13. The specimen treatment device according to claim 10, wherein

the installation unit includes a passage part through which the reaction container passes upon the pressing of the second pressed part, and

the passage part is formed in such a shape that a part of the reaction container is passable therethrough and a passage of a finger of an operator is prevented.

14. The specimen treatment device according to claim 8, wherein

the installation unit has a depressed portion which has the temperature adjusting unit, the opening/closing member and the locking mechanism arranged therein and which receives the reaction container,

the locking mechanism release the regulation of the movement of the opening/closing member when the reaction container reaches a first height position upon the installation of the reaction container in the depressed portion,

the opening/closing member moves to the first height position when the reaction container reaches a second height position which is located below the first height position, and

a specimen accommodation section in the reaction container is arranged on the temperature adjusting unit when the reaction container reaches a third height position which is located at a same level as the second height position or below the second height position.

15. The specimen treatment device according to claim 1, wherein

the installation unit has a depressed portion which has the temperature adjusting unit and the opening/closing member arranged therein and which receives the reaction container,

the temperature adjusting unit comprises a heat generator, and a heat conducting member to which the heat generator is connected and which has an upper surface having, formed therein, an installation hole for receiving a specimen accommodation section in the reaction container, and

the opening/closing member is a plate-shaped member arranged so as to cover the upper surface of the heat conducting member in the depressed portion and is configured to be slidable along the upper surface.

16. The specimen treatment device according to claim 15, wherein

the opening/closing member has a through-hole corresponding to the installation hole in the heat conducting member,

the first position is a position at which the through-hole and the installation hole are overlapped each other, and

the second position is a position at which the through-hole is shifted in the sliding direction relative to the installation hole.

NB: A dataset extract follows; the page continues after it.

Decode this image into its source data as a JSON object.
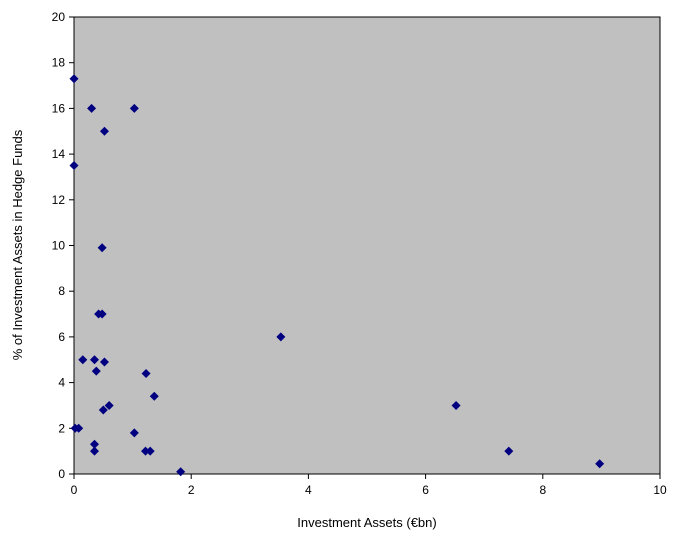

17. A measurement device for measuring a sample prepared by reacting the specimen with a reagent according to claim 1, further comprising

a measurement unit for measuring the sample, wherein

the temperature adjusting unit is configured to warm the sample in the reaction container.

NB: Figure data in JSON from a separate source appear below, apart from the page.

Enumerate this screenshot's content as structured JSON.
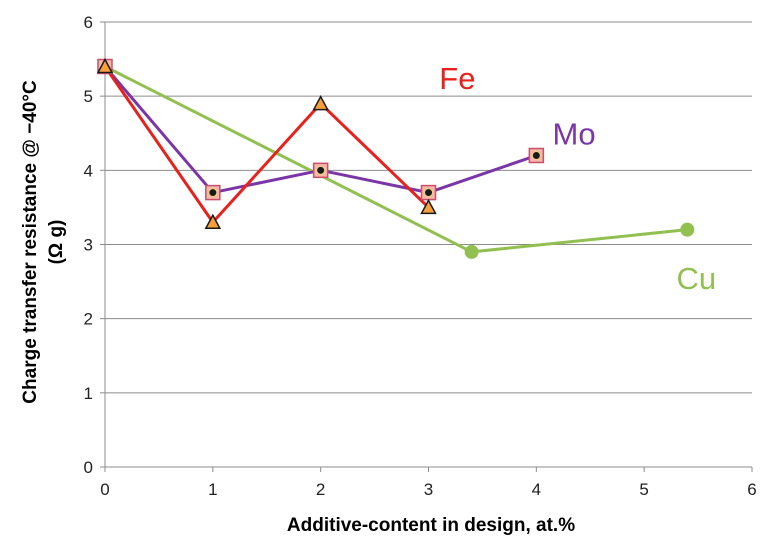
{
  "chart_data": {
    "type": "line",
    "title": "",
    "xlabel": "Additive-content in design, at.%",
    "ylabel_line1": "Charge transfer resistance @ −40°C",
    "ylabel_line2": "(Ω g)",
    "xlim": [
      0,
      6
    ],
    "ylim": [
      0,
      6
    ],
    "x_ticks": [
      "0",
      "1",
      "2",
      "3",
      "4",
      "5",
      "6"
    ],
    "y_ticks": [
      "0",
      "1",
      "2",
      "3",
      "4",
      "5",
      "6"
    ],
    "grid": "horizontal",
    "legend": "none",
    "series": [
      {
        "name": "Fe",
        "color": "#e8211c",
        "marker": "triangle",
        "label_at": [
          3.1,
          5.1
        ],
        "points": [
          [
            0,
            5.4
          ],
          [
            1,
            3.3
          ],
          [
            2,
            4.9
          ],
          [
            3,
            3.5
          ]
        ]
      },
      {
        "name": "Mo",
        "color": "#7a36a8",
        "marker": "square-dot",
        "label_at": [
          4.15,
          4.35
        ],
        "points": [
          [
            0,
            5.4
          ],
          [
            1,
            3.7
          ],
          [
            2,
            4.0
          ],
          [
            3,
            3.7
          ],
          [
            4,
            4.2
          ]
        ]
      },
      {
        "name": "Cu",
        "color": "#92c050",
        "marker": "circle",
        "label_at": [
          5.3,
          2.4
        ],
        "points": [
          [
            0,
            5.4
          ],
          [
            3.4,
            2.9
          ],
          [
            5.4,
            3.2
          ]
        ]
      }
    ]
  }
}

18. A measurement method using a measurement device for measuring a sample, the method comprising:

warming a reaction container installed in the measurement device by a temperature adjusting unit;

collecting a sample in the reaction container which has been warmed by the temperature adjusting unit, and then measuring the collected sample; and

covering the upper surface of the temperature adjusting unit, from which the reaction container has been removed by a user, with an opening/closing member which is arranged movably.